At Ebenezer Baptist Church, Patricia Butts, the church’s clerk, recounted the congregation’s musical history — Thomas Dorsey, composer of “Take My Hand, Precious Lord,” founded an early gospel choir there in the early 1930s before moving to Pilgrim Baptist Church, where the former bluesman was music director for half a century. Meeting in a former synagogue, Ebenezer remains known for its gospel music and its annual performance of Handel’s “Messiah.”

 

[…]

 

At the Claret Center, which offers “resources for the human journey,” passengers learned about the center’s offerings of spiritual direction, meditation and acupuncture, then heard a brief meditation from Heiwa no Bushi, a BodhiChristo teacher from North Carolina, whose spiritual teaching merges Buddhism and Christianity.
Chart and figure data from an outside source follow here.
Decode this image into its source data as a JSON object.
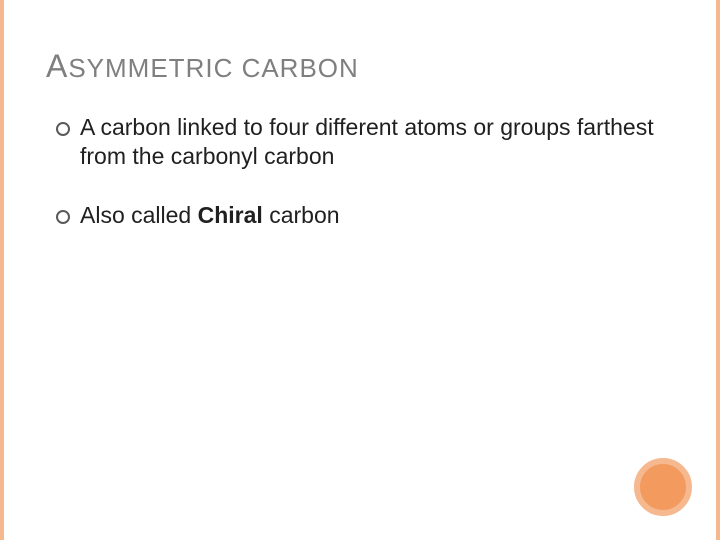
{
  "slide": {
    "title_first": "A",
    "title_rest": "SYMMETRIC CARBON",
    "bullets": [
      {
        "text_before": "A carbon linked to four different atoms or groups farthest from the carbonyl carbon",
        "bold": "",
        "text_after": ""
      },
      {
        "text_before": "Also called ",
        "bold": "Chiral",
        "text_after": " carbon"
      }
    ]
  },
  "style": {
    "accent_color": "#f6b88f",
    "circle_fill": "#f39b5f",
    "title_color": "#7f7f7f",
    "text_color": "#202020",
    "background": "#ffffff",
    "title_fontsize": 26,
    "body_fontsize": 23
  }
}
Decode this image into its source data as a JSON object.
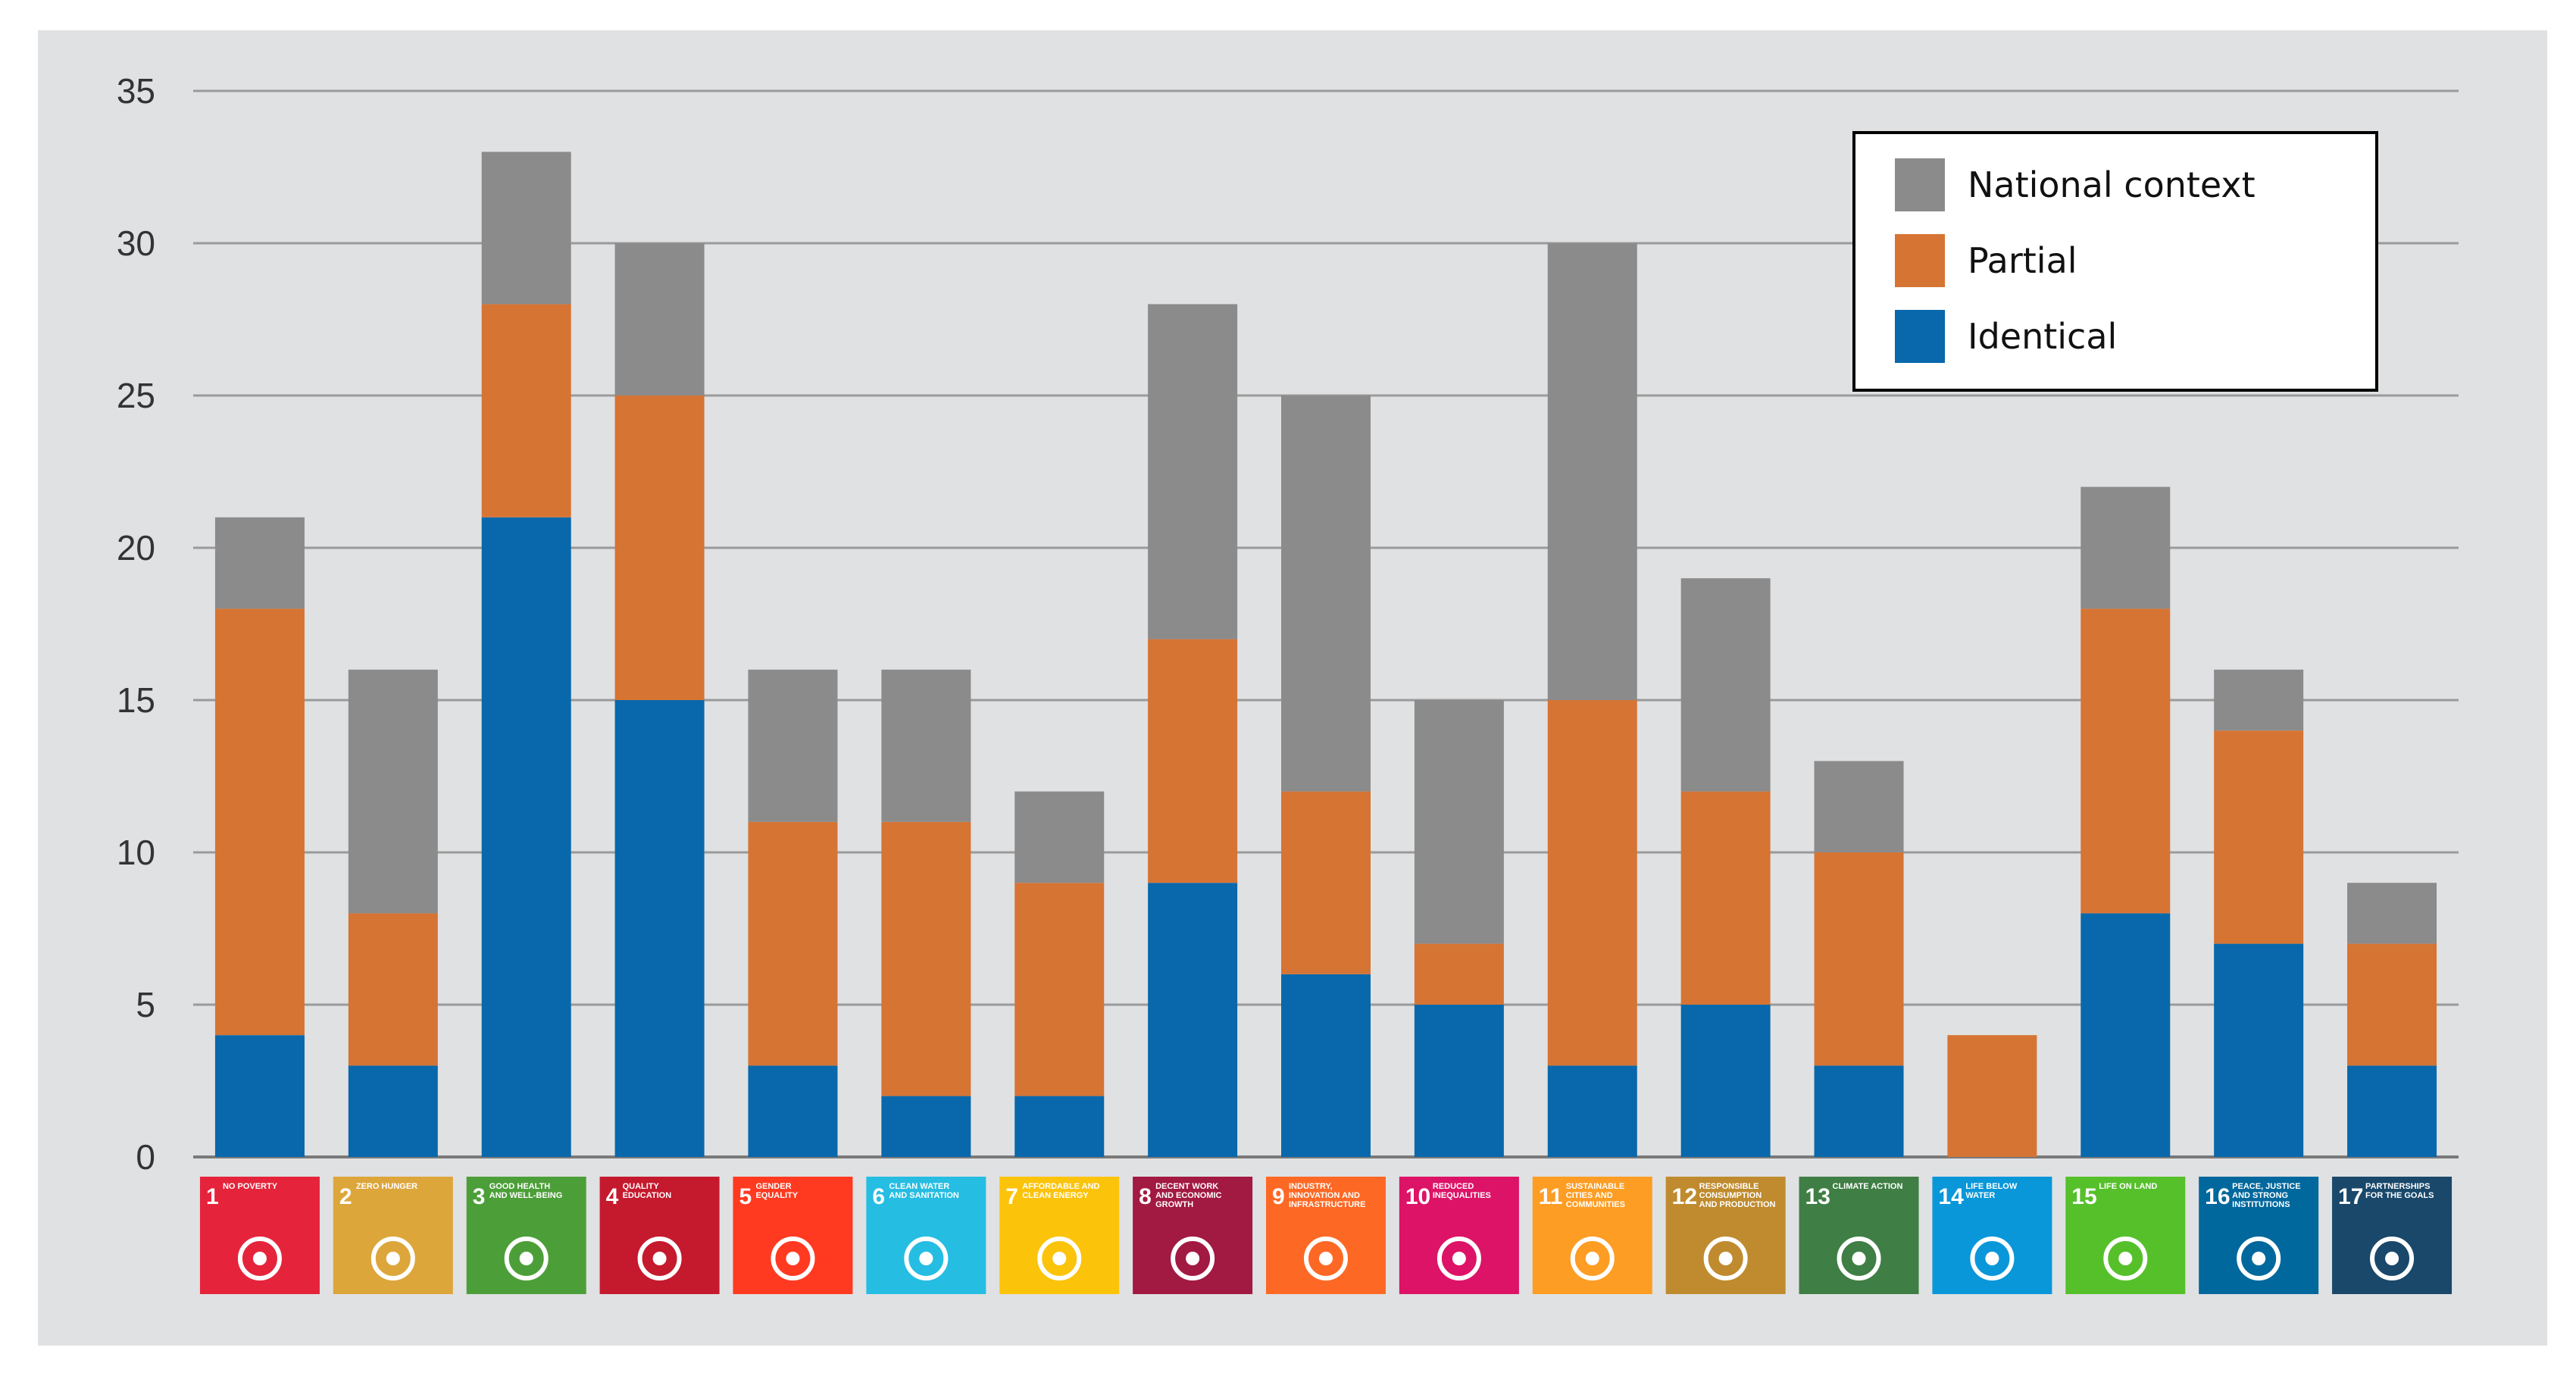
{
  "chart_data": {
    "type": "bar",
    "stacked": true,
    "title": "",
    "xlabel": "",
    "ylabel": "",
    "ylim": [
      0,
      35
    ],
    "yticks": [
      0,
      5,
      10,
      15,
      20,
      25,
      30,
      35
    ],
    "grid": true,
    "legend_position": "top-right",
    "categories": [
      {
        "num": "1",
        "name": "NO POVERTY",
        "color": "#e5243b"
      },
      {
        "num": "2",
        "name": "ZERO HUNGER",
        "color": "#dda63a"
      },
      {
        "num": "3",
        "name": "GOOD HEALTH AND WELL-BEING",
        "color": "#4c9f38"
      },
      {
        "num": "4",
        "name": "QUALITY EDUCATION",
        "color": "#c5192d"
      },
      {
        "num": "5",
        "name": "GENDER EQUALITY",
        "color": "#ff3a21"
      },
      {
        "num": "6",
        "name": "CLEAN WATER AND SANITATION",
        "color": "#26bde2"
      },
      {
        "num": "7",
        "name": "AFFORDABLE AND CLEAN ENERGY",
        "color": "#fcc30b"
      },
      {
        "num": "8",
        "name": "DECENT WORK AND ECONOMIC GROWTH",
        "color": "#a21942"
      },
      {
        "num": "9",
        "name": "INDUSTRY, INNOVATION AND INFRASTRUCTURE",
        "color": "#fd6925"
      },
      {
        "num": "10",
        "name": "REDUCED INEQUALITIES",
        "color": "#dd1367"
      },
      {
        "num": "11",
        "name": "SUSTAINABLE CITIES AND COMMUNITIES",
        "color": "#fd9d24"
      },
      {
        "num": "12",
        "name": "RESPONSIBLE CONSUMPTION AND PRODUCTION",
        "color": "#bf8b2e"
      },
      {
        "num": "13",
        "name": "CLIMATE ACTION",
        "color": "#3f7e44"
      },
      {
        "num": "14",
        "name": "LIFE BELOW WATER",
        "color": "#0a97d9"
      },
      {
        "num": "15",
        "name": "LIFE ON LAND",
        "color": "#56c02b"
      },
      {
        "num": "16",
        "name": "PEACE, JUSTICE AND STRONG INSTITUTIONS",
        "color": "#00689d"
      },
      {
        "num": "17",
        "name": "PARTNERSHIPS FOR THE GOALS",
        "color": "#19486a"
      }
    ],
    "series": [
      {
        "name": "Identical",
        "color": "#0868ab",
        "values": [
          4,
          3,
          21,
          15,
          3,
          2,
          2,
          9,
          6,
          5,
          3,
          5,
          3,
          0,
          8,
          7,
          3
        ]
      },
      {
        "name": "Partial",
        "color": "#d67434",
        "values": [
          14,
          5,
          7,
          10,
          8,
          9,
          7,
          8,
          6,
          2,
          12,
          7,
          7,
          4,
          10,
          7,
          4
        ]
      },
      {
        "name": "National context",
        "color": "#8b8b8b",
        "values": [
          3,
          8,
          5,
          5,
          5,
          5,
          3,
          11,
          13,
          8,
          15,
          7,
          3,
          0,
          4,
          2,
          2
        ]
      }
    ]
  },
  "legend": {
    "items": [
      {
        "label": "National context",
        "color": "#8b8b8b"
      },
      {
        "label": "Partial",
        "color": "#d67434"
      },
      {
        "label": "Identical",
        "color": "#0868ab"
      }
    ]
  }
}
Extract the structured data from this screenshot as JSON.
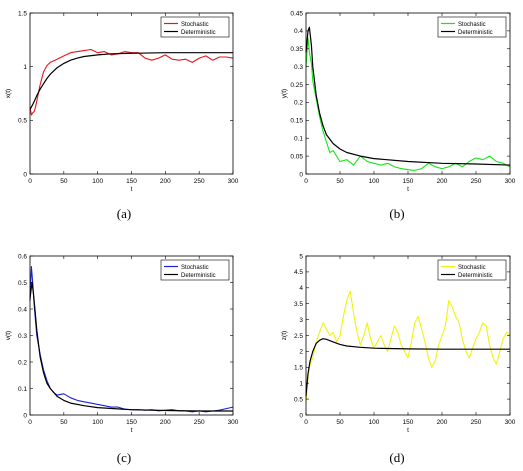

Bushi encouraged his listeners to “love wastefully” rather than filling their minds with worry.

 

[…]

 

At KAM Isaiah Israel, a Reform Jewish congregation whose Hyde Park neighbors include President Barack Obama, Rabbi Frederick Reeves explained how the congregation was formed over decades as several Jewish synagogues — one of them the oldest in the state of Illinois — merged, gathering in their current building in the 1920s. He also told visitors about the Jewish observance of Passover, noting that one of its key elements is that it is celebrated at home, meaning every family makes Passover their own.

 

[…]

 

The tour ended up at the Masjid Al-Taqwa, a predominantly Black mosque whose members are renovating their own building after worshipping in rented space for years. Most of the renovation is being done by members of the community.

 

“You’ve got to dig deep. And then you have to roll up your sleeves,” Imam Tariq El-Amin told his guests.

 

On the ride back to the Chicago Theological Seminary for an interfaith iftar, Saba Ayman-Nolley, a retired professor and president of the Hyde Park & Kenwood Interfaith Council, gave an overview of the Baha’i celebration of Ridvan and of the interfaith council’s charitable work. That work includes food pantries, assistance to the homeless and resettling of refugees.